A nova geração de trabalhadores-ativistas
Os sindicatos já não são o que eram, mas isso não significa o fim dos movimentos que defendem quem trabalha. Novos movimentos aparecem agora em setores pouco sindicalizados – como as empresas tecnológicas ou da distribuição - por trabalhadores-ativistas que exigem novas regras, abordagens éticas e que querem ter uma palavra a dizer sobre os produtos e serviços que entregam à sociedade. Foram vocês que pediram feedback? Quando se olha para como nasceram estes movimentos é difícil não sentir a ironia. Basicamente, nasceram em empresas que – em prol da retenção de talento e da definição de um propósito comum – promoveram intensamente a cultura de feedback e de dar voz aos colaboradores. A ideia era que essa voz fosse ouvida nos canais considerados próprios – reuniões internas, surveys, processos de avaliação. Mas o que aí se dizia saiu à rua com ações concretas para reivindicar o que consideram que deve ser feito Como é que os trabalhadores-ativistas podem parar uma empresa? Nada como dar um exemplo. Há pouco mais de um ano, num dia em finais de setembro de 2019, os clientes de uma tecnológica chamada Chef perceberam que o software que usavam da empresa não estava a funcionar.
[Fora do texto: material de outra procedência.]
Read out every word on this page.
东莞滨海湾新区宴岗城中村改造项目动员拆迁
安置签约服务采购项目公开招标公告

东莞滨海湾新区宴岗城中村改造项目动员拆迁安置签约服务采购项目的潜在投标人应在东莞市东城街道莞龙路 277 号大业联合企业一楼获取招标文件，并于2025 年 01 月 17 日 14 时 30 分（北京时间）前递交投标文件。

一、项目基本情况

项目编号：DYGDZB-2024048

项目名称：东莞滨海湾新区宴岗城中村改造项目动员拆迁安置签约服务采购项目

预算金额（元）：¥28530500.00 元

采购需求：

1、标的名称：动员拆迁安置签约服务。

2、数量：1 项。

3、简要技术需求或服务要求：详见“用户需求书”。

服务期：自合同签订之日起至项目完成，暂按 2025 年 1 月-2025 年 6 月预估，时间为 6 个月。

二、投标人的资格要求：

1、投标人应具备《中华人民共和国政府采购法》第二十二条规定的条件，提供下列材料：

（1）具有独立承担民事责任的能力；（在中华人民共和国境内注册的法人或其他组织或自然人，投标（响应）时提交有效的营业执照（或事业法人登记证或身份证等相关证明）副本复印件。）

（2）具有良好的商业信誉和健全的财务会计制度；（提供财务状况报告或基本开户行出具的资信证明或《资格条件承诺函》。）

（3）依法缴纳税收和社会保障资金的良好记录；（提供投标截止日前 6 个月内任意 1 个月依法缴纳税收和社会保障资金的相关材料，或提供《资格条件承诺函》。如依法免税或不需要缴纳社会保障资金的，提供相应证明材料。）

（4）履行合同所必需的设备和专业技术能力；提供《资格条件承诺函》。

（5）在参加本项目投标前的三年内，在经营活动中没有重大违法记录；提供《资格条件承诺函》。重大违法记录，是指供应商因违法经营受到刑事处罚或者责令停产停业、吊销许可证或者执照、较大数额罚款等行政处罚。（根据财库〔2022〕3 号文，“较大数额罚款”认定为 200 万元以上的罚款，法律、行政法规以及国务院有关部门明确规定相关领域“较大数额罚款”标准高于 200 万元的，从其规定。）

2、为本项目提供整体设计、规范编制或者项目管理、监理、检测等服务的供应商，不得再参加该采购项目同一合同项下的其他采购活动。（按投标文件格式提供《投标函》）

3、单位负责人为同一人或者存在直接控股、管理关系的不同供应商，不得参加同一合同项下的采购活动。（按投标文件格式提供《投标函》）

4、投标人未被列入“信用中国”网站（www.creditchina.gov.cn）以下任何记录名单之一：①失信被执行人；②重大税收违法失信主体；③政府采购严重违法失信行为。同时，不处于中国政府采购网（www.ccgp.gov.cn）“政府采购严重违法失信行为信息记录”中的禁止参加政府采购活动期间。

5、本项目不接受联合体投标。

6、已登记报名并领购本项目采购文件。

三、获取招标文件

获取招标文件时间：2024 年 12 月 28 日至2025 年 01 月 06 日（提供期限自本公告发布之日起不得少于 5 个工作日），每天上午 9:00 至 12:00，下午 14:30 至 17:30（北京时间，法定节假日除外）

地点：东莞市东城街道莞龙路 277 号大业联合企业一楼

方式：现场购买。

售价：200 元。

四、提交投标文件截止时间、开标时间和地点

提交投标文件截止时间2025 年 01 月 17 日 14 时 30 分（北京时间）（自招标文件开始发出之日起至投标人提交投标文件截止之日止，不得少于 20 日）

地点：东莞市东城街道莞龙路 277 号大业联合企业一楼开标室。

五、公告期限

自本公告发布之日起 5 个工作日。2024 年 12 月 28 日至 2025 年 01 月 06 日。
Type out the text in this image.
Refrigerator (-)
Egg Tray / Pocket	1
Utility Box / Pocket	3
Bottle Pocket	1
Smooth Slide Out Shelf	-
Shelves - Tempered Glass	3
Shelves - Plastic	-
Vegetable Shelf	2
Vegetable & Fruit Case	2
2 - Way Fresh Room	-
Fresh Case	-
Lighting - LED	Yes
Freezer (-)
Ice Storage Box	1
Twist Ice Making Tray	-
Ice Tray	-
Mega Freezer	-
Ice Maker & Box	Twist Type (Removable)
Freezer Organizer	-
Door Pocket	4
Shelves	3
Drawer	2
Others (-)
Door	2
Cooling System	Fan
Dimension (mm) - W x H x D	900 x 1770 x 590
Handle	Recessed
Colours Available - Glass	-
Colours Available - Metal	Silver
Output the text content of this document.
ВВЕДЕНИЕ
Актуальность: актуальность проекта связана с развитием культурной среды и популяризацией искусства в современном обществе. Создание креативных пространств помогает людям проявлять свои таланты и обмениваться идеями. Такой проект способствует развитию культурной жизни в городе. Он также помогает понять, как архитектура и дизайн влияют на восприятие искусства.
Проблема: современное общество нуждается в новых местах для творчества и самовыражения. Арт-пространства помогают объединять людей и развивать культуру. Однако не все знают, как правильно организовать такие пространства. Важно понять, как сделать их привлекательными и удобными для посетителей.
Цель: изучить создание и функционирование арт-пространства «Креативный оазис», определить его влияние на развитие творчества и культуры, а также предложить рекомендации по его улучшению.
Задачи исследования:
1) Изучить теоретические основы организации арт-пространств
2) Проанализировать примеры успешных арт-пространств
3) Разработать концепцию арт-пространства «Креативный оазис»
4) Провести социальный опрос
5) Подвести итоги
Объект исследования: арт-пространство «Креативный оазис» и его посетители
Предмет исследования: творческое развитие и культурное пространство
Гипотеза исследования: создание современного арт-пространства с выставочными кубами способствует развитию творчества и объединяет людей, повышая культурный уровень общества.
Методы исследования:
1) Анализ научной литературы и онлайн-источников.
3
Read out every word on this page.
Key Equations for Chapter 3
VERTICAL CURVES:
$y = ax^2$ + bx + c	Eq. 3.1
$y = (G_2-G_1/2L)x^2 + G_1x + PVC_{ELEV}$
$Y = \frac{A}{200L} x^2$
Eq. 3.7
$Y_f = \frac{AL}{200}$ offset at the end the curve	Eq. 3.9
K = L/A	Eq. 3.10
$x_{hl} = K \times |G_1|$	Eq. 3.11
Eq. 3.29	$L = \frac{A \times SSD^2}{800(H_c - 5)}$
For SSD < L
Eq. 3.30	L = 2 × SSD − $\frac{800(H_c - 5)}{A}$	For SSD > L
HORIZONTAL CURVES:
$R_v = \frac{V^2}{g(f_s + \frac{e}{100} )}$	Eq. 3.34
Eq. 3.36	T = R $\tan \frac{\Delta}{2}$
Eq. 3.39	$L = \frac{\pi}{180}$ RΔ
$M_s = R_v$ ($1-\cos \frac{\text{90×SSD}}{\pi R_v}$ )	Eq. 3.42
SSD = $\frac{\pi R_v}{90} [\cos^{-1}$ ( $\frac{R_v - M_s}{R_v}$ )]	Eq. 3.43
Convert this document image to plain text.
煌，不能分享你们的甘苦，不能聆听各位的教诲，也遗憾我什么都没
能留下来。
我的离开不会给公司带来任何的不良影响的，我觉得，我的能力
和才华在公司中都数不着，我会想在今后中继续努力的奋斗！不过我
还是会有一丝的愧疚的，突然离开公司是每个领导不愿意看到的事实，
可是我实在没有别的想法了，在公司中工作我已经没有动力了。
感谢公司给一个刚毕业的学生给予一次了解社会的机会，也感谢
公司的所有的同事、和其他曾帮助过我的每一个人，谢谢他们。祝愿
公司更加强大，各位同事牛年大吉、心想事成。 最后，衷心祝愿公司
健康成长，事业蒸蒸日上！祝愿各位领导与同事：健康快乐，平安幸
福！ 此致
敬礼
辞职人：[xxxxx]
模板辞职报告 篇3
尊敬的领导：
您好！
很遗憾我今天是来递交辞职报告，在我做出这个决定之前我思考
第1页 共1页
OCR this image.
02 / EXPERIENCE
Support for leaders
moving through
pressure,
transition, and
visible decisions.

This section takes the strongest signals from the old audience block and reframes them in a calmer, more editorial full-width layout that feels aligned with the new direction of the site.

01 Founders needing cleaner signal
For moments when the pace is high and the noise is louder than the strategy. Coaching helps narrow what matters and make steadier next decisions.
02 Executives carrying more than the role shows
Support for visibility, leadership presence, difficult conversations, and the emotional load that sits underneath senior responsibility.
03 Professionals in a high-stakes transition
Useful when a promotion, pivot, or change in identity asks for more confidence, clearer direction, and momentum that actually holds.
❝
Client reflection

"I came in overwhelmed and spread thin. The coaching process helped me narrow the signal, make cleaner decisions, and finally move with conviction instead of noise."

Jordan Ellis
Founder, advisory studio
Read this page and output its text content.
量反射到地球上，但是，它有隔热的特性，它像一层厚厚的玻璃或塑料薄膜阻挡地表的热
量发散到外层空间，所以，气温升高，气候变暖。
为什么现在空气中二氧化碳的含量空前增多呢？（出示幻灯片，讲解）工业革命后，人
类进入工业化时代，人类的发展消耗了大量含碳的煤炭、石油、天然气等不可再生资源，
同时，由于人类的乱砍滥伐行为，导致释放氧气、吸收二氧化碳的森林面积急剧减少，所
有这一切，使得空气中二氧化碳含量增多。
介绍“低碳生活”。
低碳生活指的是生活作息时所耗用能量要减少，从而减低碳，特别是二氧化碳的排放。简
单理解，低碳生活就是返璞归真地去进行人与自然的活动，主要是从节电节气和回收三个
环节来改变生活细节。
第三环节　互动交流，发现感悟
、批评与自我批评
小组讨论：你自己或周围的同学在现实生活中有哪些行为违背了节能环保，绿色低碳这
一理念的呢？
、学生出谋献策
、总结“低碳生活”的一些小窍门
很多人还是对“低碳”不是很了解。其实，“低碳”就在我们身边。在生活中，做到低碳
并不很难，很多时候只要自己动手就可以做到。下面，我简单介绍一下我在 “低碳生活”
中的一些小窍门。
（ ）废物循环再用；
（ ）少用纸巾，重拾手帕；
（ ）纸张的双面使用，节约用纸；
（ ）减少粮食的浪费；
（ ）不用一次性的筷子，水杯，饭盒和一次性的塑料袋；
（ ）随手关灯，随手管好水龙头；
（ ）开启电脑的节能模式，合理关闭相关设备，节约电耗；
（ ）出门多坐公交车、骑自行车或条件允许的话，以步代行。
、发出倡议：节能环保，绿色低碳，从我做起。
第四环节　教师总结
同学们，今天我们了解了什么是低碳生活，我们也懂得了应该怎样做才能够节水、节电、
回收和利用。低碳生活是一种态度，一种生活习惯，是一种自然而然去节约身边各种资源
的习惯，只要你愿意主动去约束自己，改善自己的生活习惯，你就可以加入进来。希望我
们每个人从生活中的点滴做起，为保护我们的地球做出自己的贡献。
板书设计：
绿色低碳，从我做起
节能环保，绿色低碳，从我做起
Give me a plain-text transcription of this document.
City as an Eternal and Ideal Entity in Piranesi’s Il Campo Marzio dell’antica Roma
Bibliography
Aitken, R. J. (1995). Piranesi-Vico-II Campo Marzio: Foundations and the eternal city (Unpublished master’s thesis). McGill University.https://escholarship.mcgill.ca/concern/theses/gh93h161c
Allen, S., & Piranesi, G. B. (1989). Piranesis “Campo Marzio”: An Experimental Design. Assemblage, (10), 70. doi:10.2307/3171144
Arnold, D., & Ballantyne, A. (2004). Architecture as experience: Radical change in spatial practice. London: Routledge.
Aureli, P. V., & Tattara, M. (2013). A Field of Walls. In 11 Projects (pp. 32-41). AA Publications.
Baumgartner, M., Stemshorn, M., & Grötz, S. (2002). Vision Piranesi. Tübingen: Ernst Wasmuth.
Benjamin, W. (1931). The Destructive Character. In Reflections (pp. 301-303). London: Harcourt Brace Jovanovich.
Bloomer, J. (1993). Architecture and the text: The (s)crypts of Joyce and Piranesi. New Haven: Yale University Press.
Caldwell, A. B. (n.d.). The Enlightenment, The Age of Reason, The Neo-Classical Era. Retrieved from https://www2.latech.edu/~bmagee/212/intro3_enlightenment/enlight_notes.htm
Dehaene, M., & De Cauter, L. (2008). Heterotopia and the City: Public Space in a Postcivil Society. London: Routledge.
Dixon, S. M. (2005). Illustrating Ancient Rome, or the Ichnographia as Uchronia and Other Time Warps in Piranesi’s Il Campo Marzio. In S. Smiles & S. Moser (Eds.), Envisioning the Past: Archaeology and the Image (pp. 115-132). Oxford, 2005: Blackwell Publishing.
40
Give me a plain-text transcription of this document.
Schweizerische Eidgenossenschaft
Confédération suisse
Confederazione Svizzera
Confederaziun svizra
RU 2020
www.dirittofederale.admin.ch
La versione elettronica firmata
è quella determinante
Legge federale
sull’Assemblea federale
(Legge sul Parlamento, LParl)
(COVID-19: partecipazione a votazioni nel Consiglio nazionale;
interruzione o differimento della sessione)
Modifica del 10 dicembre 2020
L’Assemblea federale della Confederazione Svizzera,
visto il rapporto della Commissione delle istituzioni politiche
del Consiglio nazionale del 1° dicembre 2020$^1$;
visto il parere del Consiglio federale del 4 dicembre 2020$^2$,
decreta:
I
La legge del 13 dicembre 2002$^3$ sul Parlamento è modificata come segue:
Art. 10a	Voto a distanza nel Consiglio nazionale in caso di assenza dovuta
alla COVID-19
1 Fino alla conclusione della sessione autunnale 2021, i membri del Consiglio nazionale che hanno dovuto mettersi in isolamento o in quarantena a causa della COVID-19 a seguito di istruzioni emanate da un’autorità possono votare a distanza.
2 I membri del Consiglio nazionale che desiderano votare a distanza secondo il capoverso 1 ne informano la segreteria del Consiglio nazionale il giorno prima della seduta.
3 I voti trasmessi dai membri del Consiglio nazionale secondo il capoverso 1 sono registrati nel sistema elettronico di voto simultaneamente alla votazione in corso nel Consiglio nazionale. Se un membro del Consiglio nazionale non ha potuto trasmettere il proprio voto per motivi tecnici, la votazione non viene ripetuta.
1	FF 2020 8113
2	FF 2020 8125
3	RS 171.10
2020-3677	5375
Não foi um acidente, mas sim um protesto contra o facto de a empresa ser fornecedora do Departamento de Imigração e Controlo de Fronteiras dos Estados Unidos na altura duramente criticada pela política de separação de famílias. Um programador removeu uma peça-chave do código do software do GitHub, plataforma de partilha de código entre programadores, e automaticamente os produtos ficaram sem funcionar durante várias horas.
Moral da história? O CEO da Chef começou por afirmar que não cabia à empresa escrutinar os clientes, mas a empresa acabou por não renovar o contrato com o Departamento de Imigração e Controlo de Fronteiras, entregando o valor ganho nesse âmbito a organizações que trabalham com imigrantes.
Podem as empresas ser ativistas? Talvez seja “demasiado” dizê-lo assim, mas sim. Sobretudo quando há temas que impactam diretamente os seus empregados ou as comunidades em que estão inseridas. Foi o caso, por exemplo, da Microsoft e da Amazon que se associaram a uma ação em tribunal contra a decisão da administração de Donald Trump que visava a separação de crianças das suas famílias em situações de imigração.
Portugal é o 2º país da Europa em que mais se trabalha nas horas livres.
Na Europa, onde a cultura de proteção laboral tem mais história, o tema que tem captado mais vozes é o do direito a desligar.
Em causa estão as horas de trabalho a mais que decorrem atualmente dos muitos milhões de pessoas em teletrabalho, mas que já tinham um histórico para os profissionais mais “ligados” tecnologicamente falando.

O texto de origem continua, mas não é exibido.